Perception Is Everything When It Comes to Child Development, New Study Says
Perception, it turns out, is everything. According to a new study by Boston Children’s researchers, a mother’s perceived social status may be more important than her actual socioeconomic status when it comes to predicting her child’s brain development and stress levels.
In a study published last week in the journal Developmental Science, Boston Children’s researchers explained that a mother’s perceived socioeconomic status can have an effect on her child’s brain development. In the study, children whose mothers saw themselves as having low social status were more likely to have increased cortisol levels. Elevated cortisol levels are an indicator of stress. Those children also showed less activation in the hippocampus region of the brain, which is the area in the brain devoted to long-term memory formation and the reduction of stress responses. The hippocampus is required for learning.
Margaret Sheridan, the study’s lead author, said in a Boston Children’s report that she was most interested in the effects of a mother’s perceptions of her own social status, rather than her social status in and of itself:
“We know that there are big disparities among people in income and education,” says Sheridan. “Our results indicate that a mother’s perception of her social status ‘lives’ biologically in her children.”
Sheridan and her colleagues studied 38 children between eight and 12 years old. The children gave saliva samples to measure cortisol levels, and 19 of them also underwent a functional MRI to measure activity in the hippocampus. The children’s mothers rated themselves on a scale of 1 to 10 on measures that compared them to the people around them.

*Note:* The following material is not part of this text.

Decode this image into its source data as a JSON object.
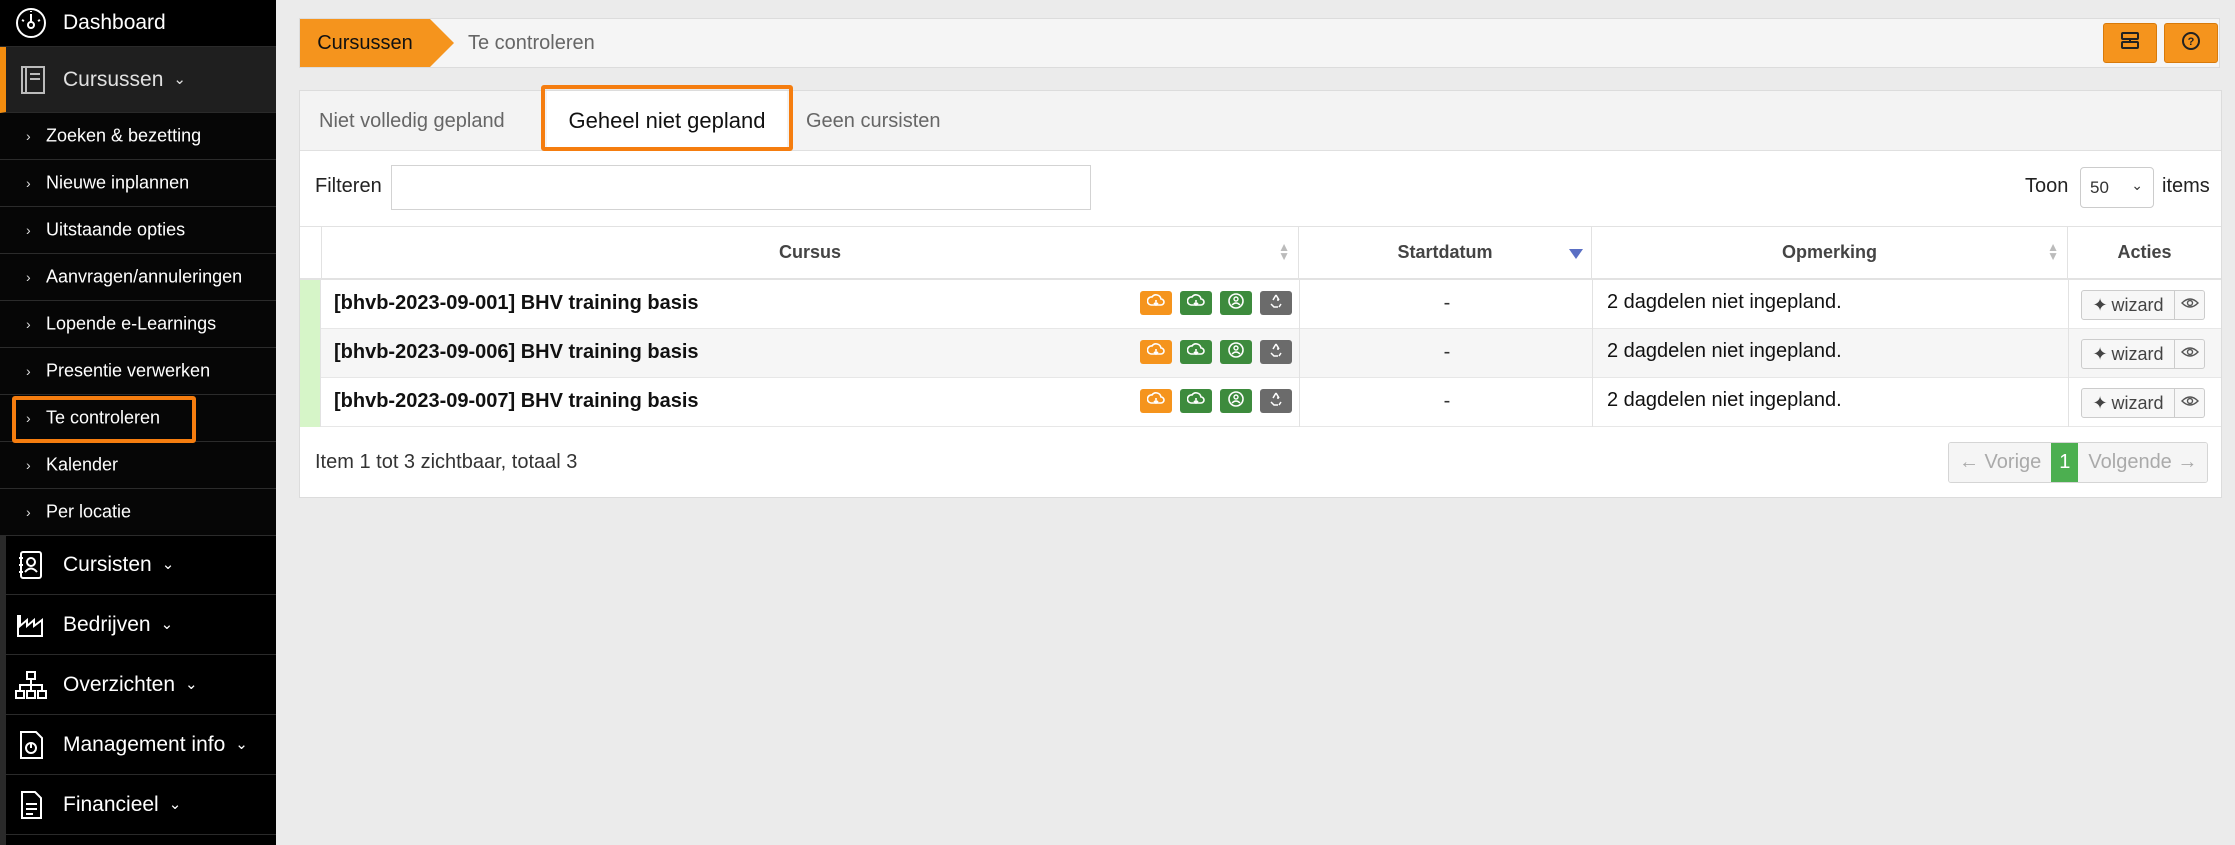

Results showed that the children’s stress responses were related to their mother’s self-perceived social statuses. The lower the mother’s perceived social status was, the more elevated the stress responses and levels of cortisol in the child were. The mother’s perceived social status also predicted the degree of hippocampus activity in her children, with mothers who perceived themselves to be lower on the social ladder producing children with less hippocampal activity.
In contrast, the study reported that actual maternal education or income levels had nothing to do with the cortisol levels of the children, or with their hippocampal activation. The authors of the study concluded that while actual socioeconomic status may vary, how people perceive and adapt to their situations is what is most important for child development.